Cardiff, the capital city of Wales, has a vibrant cultural scene, is a champion of sports with its world-famous Principality Stadium, and is dotted with gloriously medieval castles like Cardiff Castle and Castell Coch.
For true British charm head to Pettigrew Tea Rooms, were mismatched china and authentic, vintage surroundings await. Open 7 days a week, you’ll enjoy afternoon tea, cake and more in the shadows of the epic Cardiff Castle, plus you’ll be perfectly placed for the entrance of Bute Park.
As the author of classics such as Charlie and the Chocolate Factory and The BFG, Cardiff is proud of the fact that Roald Dahl spent his childhood in the city. Relive his footsteps as you visit places such as Cardiff Bay and Llandaff Cathedral School where he spent his formative years.
As the largest urban park in Wales, this green space boasts an impressive tree collection and a wealth of wildlife. One of its many charming features is the animal wall. Erected in the 1890s for the third Marquess (a member of the British aristocracy), it’s topped by glass-eyed animal sculptures including apes, lions and a lynx.
This iconic sports venue offers visitors the chance to experience the uplifting roar of the Welsh rugby supporters and the excitement of a live game. Although the Principality Stadium is predominantly used to showcase rugby matches, music concerts and car-racing events also take place there. To further immerse yourself in the history of the stadium, take a tour and learn the inner workings of this immense space.
The home of national art, geology and natural history collections, the National Museum is free to enter and is situated in Cardiff's elegant civic centre.

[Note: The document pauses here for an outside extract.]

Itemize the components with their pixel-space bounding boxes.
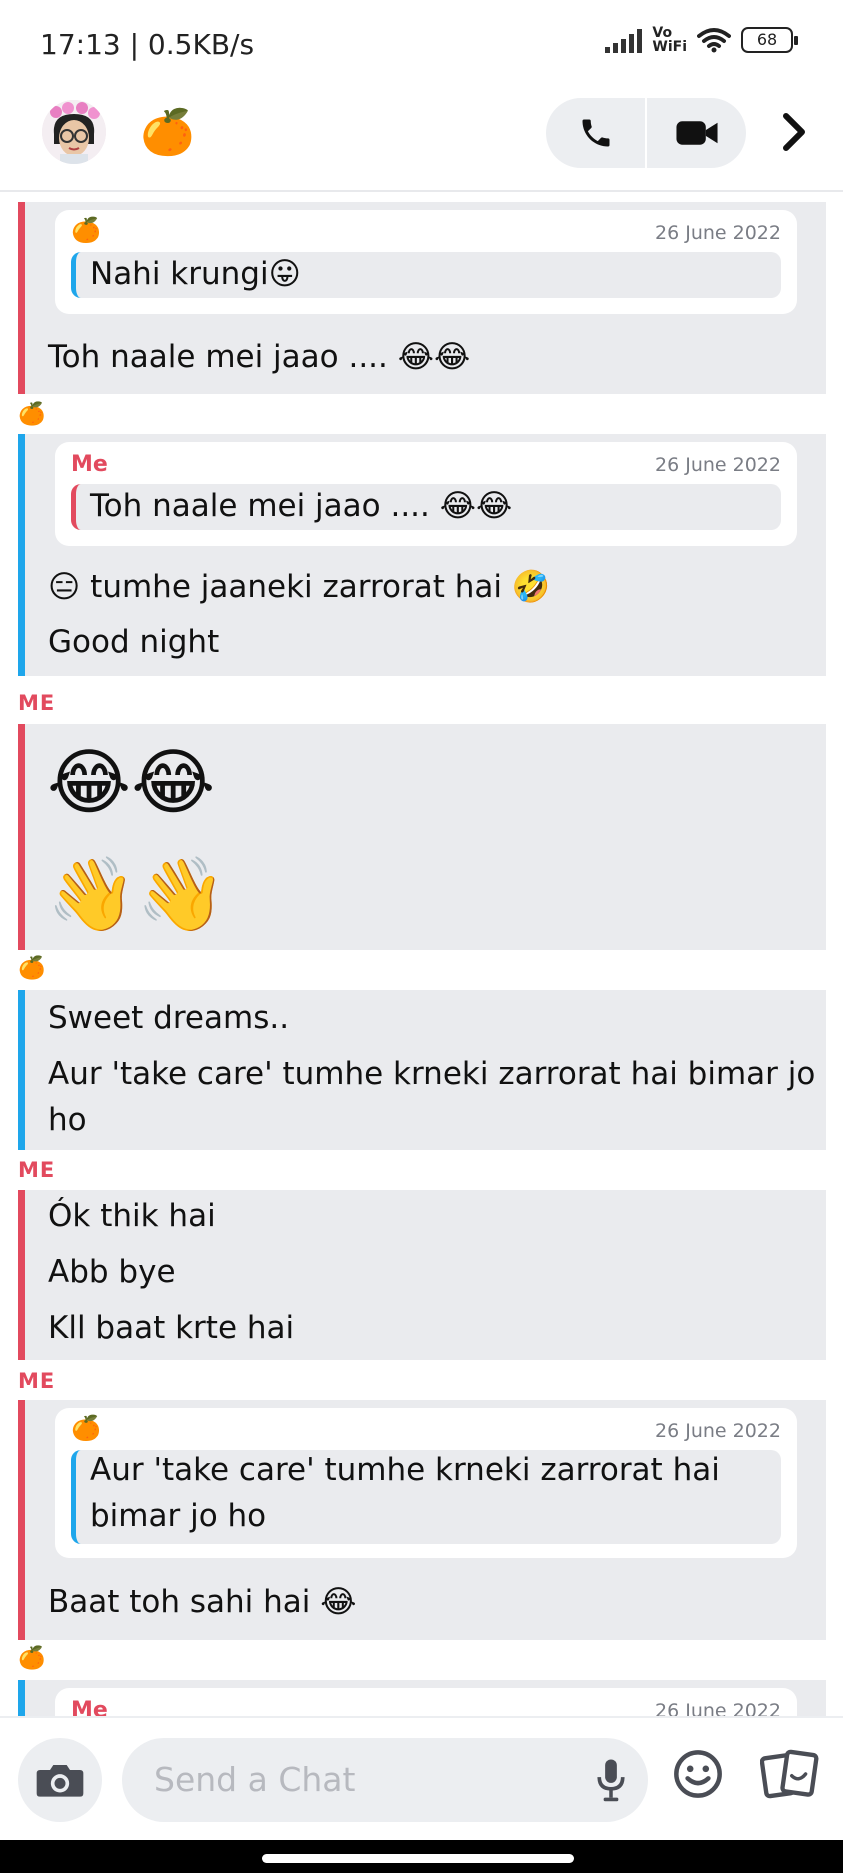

Enjoy details about Wales' intriguing natural history and admire the impressive art collection.
A trip to Cardiff Castle offers the perfect opportunity to delve deeper into Cardiff’s rich and intriguing history. A 50-minute House Tour will see you meander around the opulently decorated rooms, marvel at the Clock Tower, discover the Second World War shelters and check out the ancient Roman Wall.
Situated on the outskirts of Cardiff, St Fagans is an open-air museum and Wales’ most-visited heritage attraction. Each building offers a glimpse into the past and teaches visitors about the fascinating history of Wales.
Enjoy the views from the Barrage Coast Path, and if you don’t fancy cycling you can always safely walk along this Cardiff Bay path. The trail includes locks, bridges a view of the Cardiff Harbour Building and a fish pass where visitors can walk and picnic. There’s also a children’s play area and the ‘Age of Coal’ exhibition to enjoy.
Although it’s an hour’s drive from Cardiff, the enchanting surroundings and the fact that it’s free to enter make Usk Castle well-worth the trip. Visitors are asked to put a pebble into the large stone pot to register their presence at the ruins and the surrounding areas are truly something to enjoy.